Впрочем, это так только мелькнуло. Клянусь, она и в самом деле меня
интересовала. К тому же я был как-то расслаблен и настроен. Да и плутовство
ведь так легко уживается с чувством.
- Кто говорит! - поспешил я ответить, - все бывает. Я ведь вот уверен,
что тебя кто-нибудь обидел и скорей перед тобой виноваты, чем ты перед
ними. Я ведь ничего из твоей истории не знаю, но такая девушка, как ты,
верно, не с охоты своей сюда попадет...
- Какая такая я девушка? - прошептала она едва слышно; но я расслышал.
"Черт возьми, да я льщу. Это гадко. А может, и хорошо..." Она молчала.
- Видишь, Лиза, - я про себя скажу! Была бы у меня семья с детства, не
такой бы я был, как теперь. Я об этом часто думаю. Ведь как бы ни было в
семье худо - все отец с матерью, а не враги, не чужие. Хоть в год раз
любовь тебе выкажут.
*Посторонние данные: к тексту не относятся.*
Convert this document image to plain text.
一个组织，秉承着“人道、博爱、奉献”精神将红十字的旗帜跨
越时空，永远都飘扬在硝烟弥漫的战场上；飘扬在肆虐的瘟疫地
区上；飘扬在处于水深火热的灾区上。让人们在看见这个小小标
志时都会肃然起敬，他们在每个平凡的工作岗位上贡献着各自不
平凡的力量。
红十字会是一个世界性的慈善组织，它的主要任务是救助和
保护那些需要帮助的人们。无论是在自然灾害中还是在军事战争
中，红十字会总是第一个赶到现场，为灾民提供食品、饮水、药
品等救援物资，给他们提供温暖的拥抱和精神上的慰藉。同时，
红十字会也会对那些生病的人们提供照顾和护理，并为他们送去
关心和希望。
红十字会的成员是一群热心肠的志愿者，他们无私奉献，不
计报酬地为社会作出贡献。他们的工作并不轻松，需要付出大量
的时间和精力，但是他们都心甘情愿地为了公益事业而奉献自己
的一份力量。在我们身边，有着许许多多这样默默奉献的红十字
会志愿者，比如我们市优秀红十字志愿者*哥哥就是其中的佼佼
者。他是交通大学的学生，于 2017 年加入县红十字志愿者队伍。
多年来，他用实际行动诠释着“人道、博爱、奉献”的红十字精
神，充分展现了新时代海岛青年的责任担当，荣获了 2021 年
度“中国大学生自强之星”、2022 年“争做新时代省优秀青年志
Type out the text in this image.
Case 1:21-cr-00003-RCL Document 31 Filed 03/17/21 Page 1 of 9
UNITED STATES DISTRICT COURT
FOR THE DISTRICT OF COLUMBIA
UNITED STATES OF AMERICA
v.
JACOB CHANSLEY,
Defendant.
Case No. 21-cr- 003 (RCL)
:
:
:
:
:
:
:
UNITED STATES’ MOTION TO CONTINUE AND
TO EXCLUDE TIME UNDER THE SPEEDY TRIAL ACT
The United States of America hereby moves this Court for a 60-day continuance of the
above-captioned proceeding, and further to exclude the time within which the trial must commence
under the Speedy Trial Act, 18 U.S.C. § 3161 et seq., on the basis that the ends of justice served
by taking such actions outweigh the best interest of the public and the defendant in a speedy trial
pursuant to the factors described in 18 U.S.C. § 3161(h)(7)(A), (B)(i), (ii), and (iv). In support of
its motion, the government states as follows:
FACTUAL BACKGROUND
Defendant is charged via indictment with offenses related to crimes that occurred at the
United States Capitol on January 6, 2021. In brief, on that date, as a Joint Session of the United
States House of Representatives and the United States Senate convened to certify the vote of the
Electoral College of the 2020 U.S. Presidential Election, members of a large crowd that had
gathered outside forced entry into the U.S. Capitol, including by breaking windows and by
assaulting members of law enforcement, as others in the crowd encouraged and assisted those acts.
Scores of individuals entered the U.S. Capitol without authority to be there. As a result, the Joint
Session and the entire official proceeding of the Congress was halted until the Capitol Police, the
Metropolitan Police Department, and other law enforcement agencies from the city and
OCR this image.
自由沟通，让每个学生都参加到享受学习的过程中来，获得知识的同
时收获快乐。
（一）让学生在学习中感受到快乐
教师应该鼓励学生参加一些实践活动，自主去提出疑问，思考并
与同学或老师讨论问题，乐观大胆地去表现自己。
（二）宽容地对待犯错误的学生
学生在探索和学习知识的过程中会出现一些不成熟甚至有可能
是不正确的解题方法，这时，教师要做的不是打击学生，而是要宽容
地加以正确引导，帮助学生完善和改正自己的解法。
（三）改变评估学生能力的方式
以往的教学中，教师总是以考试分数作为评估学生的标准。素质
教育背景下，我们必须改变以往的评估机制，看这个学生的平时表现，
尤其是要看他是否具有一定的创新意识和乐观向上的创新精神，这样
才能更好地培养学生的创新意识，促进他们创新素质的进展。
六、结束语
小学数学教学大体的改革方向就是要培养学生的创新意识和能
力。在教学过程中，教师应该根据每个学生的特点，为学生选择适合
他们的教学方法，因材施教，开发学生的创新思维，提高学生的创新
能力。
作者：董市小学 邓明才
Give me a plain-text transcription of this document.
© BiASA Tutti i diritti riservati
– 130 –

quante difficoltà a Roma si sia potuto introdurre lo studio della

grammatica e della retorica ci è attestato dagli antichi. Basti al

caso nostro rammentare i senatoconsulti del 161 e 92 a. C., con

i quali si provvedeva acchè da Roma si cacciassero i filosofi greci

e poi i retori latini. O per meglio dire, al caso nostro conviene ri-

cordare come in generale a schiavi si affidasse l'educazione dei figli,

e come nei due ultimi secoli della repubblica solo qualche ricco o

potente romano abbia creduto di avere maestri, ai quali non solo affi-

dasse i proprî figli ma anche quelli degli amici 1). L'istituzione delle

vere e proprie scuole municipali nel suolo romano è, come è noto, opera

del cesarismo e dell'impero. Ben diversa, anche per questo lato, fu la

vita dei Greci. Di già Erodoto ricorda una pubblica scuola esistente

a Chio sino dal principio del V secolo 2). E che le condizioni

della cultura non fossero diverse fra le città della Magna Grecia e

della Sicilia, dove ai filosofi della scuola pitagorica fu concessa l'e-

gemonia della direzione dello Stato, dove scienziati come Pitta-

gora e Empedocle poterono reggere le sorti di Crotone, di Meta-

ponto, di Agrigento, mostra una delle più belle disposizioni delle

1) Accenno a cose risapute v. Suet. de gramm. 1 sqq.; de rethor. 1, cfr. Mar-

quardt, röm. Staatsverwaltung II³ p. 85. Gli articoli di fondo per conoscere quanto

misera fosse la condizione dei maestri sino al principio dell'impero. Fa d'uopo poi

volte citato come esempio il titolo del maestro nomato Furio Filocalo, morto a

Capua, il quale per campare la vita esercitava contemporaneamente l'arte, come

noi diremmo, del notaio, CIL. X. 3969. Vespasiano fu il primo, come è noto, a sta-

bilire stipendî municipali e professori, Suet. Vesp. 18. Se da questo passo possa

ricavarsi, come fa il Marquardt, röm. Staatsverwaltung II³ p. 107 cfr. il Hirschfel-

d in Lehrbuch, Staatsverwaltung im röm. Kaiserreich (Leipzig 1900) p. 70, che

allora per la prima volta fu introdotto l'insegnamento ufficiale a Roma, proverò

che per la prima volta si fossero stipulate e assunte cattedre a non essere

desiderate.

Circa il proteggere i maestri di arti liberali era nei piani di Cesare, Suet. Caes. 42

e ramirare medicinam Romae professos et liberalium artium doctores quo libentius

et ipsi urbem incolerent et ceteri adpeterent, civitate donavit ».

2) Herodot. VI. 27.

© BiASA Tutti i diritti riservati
Все-таки ты знаешь, что ты у себя. Я вот без семьи
вырос; оттого, верно, такой и вышел... бесчувственный.
Я выждал опять.
"Пожалуй, и не понимает, - думал я, - да и смешно - мораль".
- Если б я был отец и была б у меня своя дочь, я бы, кажется, дочь
больше, чем сыновей, любил, право, - начал я сбоку, точно не об том, чтоб
развлечь ее. Признаюсь, я краснел.
- Это зачем? - спросила она.
А, стало быть, слушает!
- Так; не знаю, Лиза. Видишь: я знал одного отца, который был строгий,
суровый человек, а перед дочерью на коленках простаивал, руки-ноги ее
целовал, налюбоваться не мог, право. Она танцует на вечере, а он стоит пять
часов на одном месте, с нее глаз не спускает. Помешался на ней; я это
понимаю. Она ночью устанет - заснет, а он проснется и пойдет сонную ее
целовать и крестить. Сам в сюртучишке засаленном ходит, для всех скупой, а
ей из последнего покупает, подарки дарит богатые, и уж радость ему, коль
подарок понравится. Отец всегда дочерей больше любит, чем мать. Весело иной
девушке дома жить! А я бы, кажется, свою дочь и замуж не выдавал.
- Да как же? - спросила она, чуть-чуть усмехнувшись.